In this episode of The Learning Curve, co-hosts U-Arkansas Prof. Albert Cheng and Ret. MN Justice Barry Anderson speak with Wilfrid Prest, Emeritus Professor and Visiting Research Fellow in History and Law at the University of Adelaide in Australia, and biographer of Sir William Blackstone, among the most influential figures in the history of English common law. Prof. Prest discusses Blackstone’s formative years in mid-18th-century London and at Pembroke College, Oxford, where a classical education, Enlightenment thought, and legal scholarship shaped his intellectual path. He describes Blackstone’s early legal and academic career, including his role as the first Vinerian Professor of English Law and author of An Analysis of the Laws of England. Prest explores how Blackstone’s Commentaries on the Laws of England brought clarity and coherence to England’s centuries old legal tradition, drawing from foundational documents like Magna Carta and formative figures such as Bracton, Fortescue, and Coke. He examines the Commentaries’ lasting impact on American Founding Fathers, including both admirers like Alexander Hamilton and Chief Justice John Marshall and critics like Thomas Jefferson. Prest concludes with reflections on Blackstone’s enduring legacy in promoting the rule of law and legal education worldwide. In closing, Prof. Prest reads a passage from his book, William Blackstone: Law and Letters in the Eighteenth Century.
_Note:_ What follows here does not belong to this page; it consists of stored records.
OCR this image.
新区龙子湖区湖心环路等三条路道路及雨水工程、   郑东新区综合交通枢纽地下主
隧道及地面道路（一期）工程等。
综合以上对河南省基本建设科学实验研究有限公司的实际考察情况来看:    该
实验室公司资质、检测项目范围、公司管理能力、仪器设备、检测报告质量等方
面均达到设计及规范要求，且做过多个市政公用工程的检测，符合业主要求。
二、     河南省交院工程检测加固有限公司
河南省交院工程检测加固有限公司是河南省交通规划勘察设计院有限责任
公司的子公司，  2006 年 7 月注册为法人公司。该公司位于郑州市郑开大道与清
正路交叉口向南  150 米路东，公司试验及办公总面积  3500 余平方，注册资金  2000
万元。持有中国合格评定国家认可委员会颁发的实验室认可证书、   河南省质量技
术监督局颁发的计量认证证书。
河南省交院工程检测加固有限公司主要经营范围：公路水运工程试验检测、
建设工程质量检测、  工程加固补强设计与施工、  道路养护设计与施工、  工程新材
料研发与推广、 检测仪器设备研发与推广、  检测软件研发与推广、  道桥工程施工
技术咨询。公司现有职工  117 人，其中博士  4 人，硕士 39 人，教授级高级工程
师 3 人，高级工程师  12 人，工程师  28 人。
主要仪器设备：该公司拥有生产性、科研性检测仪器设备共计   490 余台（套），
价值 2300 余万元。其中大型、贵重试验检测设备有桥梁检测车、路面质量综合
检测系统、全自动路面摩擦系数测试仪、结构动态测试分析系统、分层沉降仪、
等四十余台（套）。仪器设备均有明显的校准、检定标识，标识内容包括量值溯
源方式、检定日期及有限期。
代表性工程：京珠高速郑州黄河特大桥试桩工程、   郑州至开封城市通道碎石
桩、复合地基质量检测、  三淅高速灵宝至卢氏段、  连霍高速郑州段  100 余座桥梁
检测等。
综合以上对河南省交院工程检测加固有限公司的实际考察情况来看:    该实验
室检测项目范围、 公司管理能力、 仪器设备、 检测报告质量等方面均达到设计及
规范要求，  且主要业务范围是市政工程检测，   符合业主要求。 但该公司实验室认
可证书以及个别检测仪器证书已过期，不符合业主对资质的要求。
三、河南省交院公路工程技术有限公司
Stories of the Week: Albert shared breaking news on how the U.S. Supreme Court issued their ruling on the St. Isidore case. Barry discussed an article from EdSurge on career technical education and how it is shaping future jobs.
Guest:
Wilfrid Prest is Emeritus Professor and Visiting Research Fellow in History and in Law at the University of Adelaide and a Fellow of Queen’s College, University of Melbourne. His books include William Blackstone: Law and Letters in the Eighteenth Century; Blackstone as a Barrister; Albion Ascendant: English History 1660–1815; The Rise of the Barristers: A Social History of the English Bar; and he edited Blackstone and his Commentaries: Biography, Law, History and The Letters of Sir William Blackstone, 1743–1780. Prof. Prest is affiliated with the Australian Academy of the Humanities; the Academy of the Social Sciences in Australia; the Royal Historical Society, UK; and a member of the Council of the Selden Society, London. He was educated at the University of Melbourne (BA Hons.) and the University of Oxford (DPhil, Modern History).